O cineasta Cacá Diegues é um dos muitos diretores, críticos e pensadores que, no último mês, vêm publicando textos alusivos aos cem anos do nascimento de Ingmar Bergman. Na semana que passou, ele escreveu para o Estado de São Paulo um belo texto onde aborda a melancolia que perpassa toda a filmografia do diretor, resumindo de forma magistral sua obra: enquanto alguns diretores buscam no cinema um elixir para dar vazão aos sonhos de felicidade, para Bergman a mola propulsora de sua obra é o oposto, porque para ele a infelicidade do ser humano é uma condição humana natural.
O diretor não atravessa vias cruzadas à maioria apenas nesse aspecto. Bergman, aliás, é um dos poucos diretores cuja presença na linha do tempo da história do cinema se justifica por si próprio, e não por uma filmografia nacional ou movimento estético. Muitos diretores se encaixam em períodos únicos da história, mas alguns marcam, ao longo de décadas, a sua própria história independente disto. Neo-realismo, Nouvelle Vague, new wave britânica, nouvelle vague tcheca, o novo cinema alemão, o cinema novo brasileiro (aliás, todos tendo a palavra "novo" no título, o que é irônico em termos de resgate histórico do passado). Bergman não faz parte de nenhum movimento - assim como Fellini, por exemplo - e ainda assim, fez o suficiente para (também como Fellini) se transformar em adjetivo.
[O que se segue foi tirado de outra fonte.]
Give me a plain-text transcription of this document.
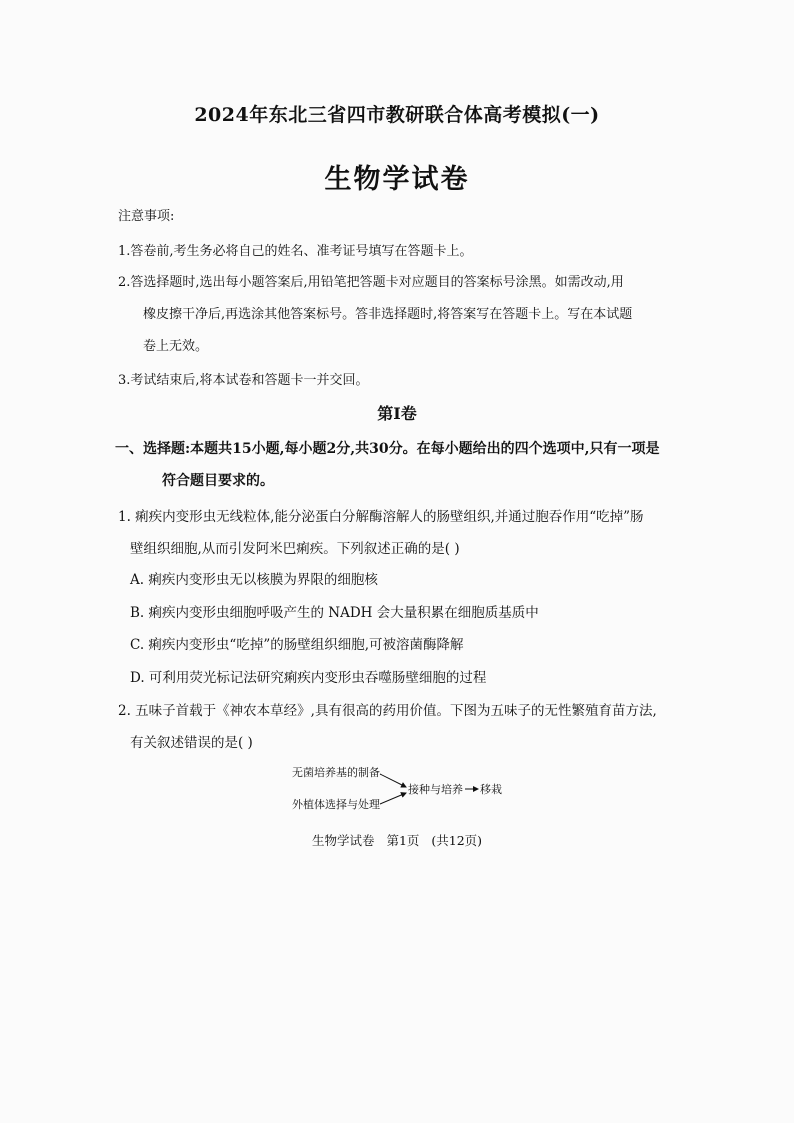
2024年东北三省四市教研联合体高考模拟(一)
生物学试卷
注意事项:
1.答卷前,考生务必将自己的姓名、准考证号填写在答题卡上。
2.答选择题时,选出每小题答案后,用铅笔把答题卡对应题目的答案标号涂黑。如需改动,用
橡皮擦干净后,再选涂其他答案标号。答非选择题时,将答案写在答题卡上。写在本试题
卷上无效。
3.考试结束后,将本试卷和答题卡一并交回。
第Ⅰ卷
一、选择题:本题共15小题,每小题2分,共30分。在每小题给出的四个选项中,只有一项是
符合题目要求的。
1. 痢疾内变形虫无线粒体,能分泌蛋白分解酶溶解人的肠壁组织,并通过胞吞作用“吃掉”肠
壁组织细胞,从而引发阿米巴痢疾。下列叙述正确的是( )
A. 痢疾内变形虫无以核膜为界限的细胞核
B. 痢疾内变形虫细胞呼吸产生的 NADH 会大量积累在细胞质基质中
C. 痢疾内变形虫“吃掉”的肠壁组织细胞,可被溶菌酶降解
D. 可利用荧光标记法研究痢疾内变形虫吞噬肠壁细胞的过程
2. 五味子首载于《神农本草经》,具有很高的药用价值。下图为五味子的无性繁殖育苗方法,
有关叙述错误的是( )
无菌培养基的制备
外植体选择与处理
接种与培养 移栽
生物学试卷 第1页 (共12页)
É a partir do início dos anos 60 que a obra de Bergman atinge um novo patamar, independente do reconhecimento que sua obra já havia tido até o lançamento de "A Fonte da Donzela", de 1960. Durante uma das décadas mais importantes social, histórica e culturalmente no século XX, Bergman lança o equivalente a duas séries temáticas e um dos maiores filmes de todos os tempos. Todos seus filmes espelham, também, a evolução de seus traumas, ideias e fantasmas particulares.
Com "Através do Silêncio" (1961), "Luz de Inverno" (1963) e "O Silêncio" (1963) Bergman extravasou uma de suas maiores angústias: a ausência de sinais divinos. "Deus está silencioso", diz o padre de "Luz de Inverno", dos três filmes o que mais diretamente trata do tema. Chamada de "Trilogia do Silêncio de Deus", é também um ensaio formal e temático a passagens que seriam desenvolvidas ao extremo em "Persona" (1966), talvez sua obra mais difícil, enigmática e idolatrada. Para muitos, é uma trilogia de filmes que poderia até rivalizar com a "Trilogia da Incomunicabilidade" de Antonioni, porque também as pessoas nesses filmes sofrem em silêncio e pelo silêncio entre elas. Após “Persona”, um marco de suas aproximações formais a temas da alma – humana e feminina – se estabelece uma outra série de filmes com aproximações temáticas, focada na maneira como a arte e o artista são relegados a um plano inferior na sociedade contemporânea (da época, mas com uma interpretação ainda muito atual). “A Hora do Lobo” e “Vergonha” tratam da humilhação, resiliência e sobrevivência do artista em um tempo em que a arte é desvalorizada. A partir de “A Paixão de Ana”, e nos anos 70 em diante, Bergman adiciona a cor à constante reconstrução dos mesmos temas, revistos a partir do tempo em que ele vivia e de como se encontrava.
O mais interessante é que Bergman gostava de permitir múltiplas leituras às suas obras. Do trabalho de câmera sempre significativo, com ajuda de profissionais como Sven Nykvist (na metade final da carreira) ou Gunnar Fischer (na metade inicial), o diretor também transformava seus roteiros em uma arena de si próprio. Quando não havia um só personagem que se pudesse apontar como seu alter-ego, percebe-se que a coletividade dos personagens se tornava o próprio diretor (como em “Através do Espelho”, em que os quatro personagens tinham, cada, um aspecto dos medos e aspirações do próprio Bergman). Para Ingmar, bastava um pequeno grupo de atores e um cenário para construir obras que marcaram a história do cinema, porque a grande arena de batalha de seus roteiros não estava propriamente no mundo, mas dentro da alma de cada personagem e espectador. E na alma do diretor.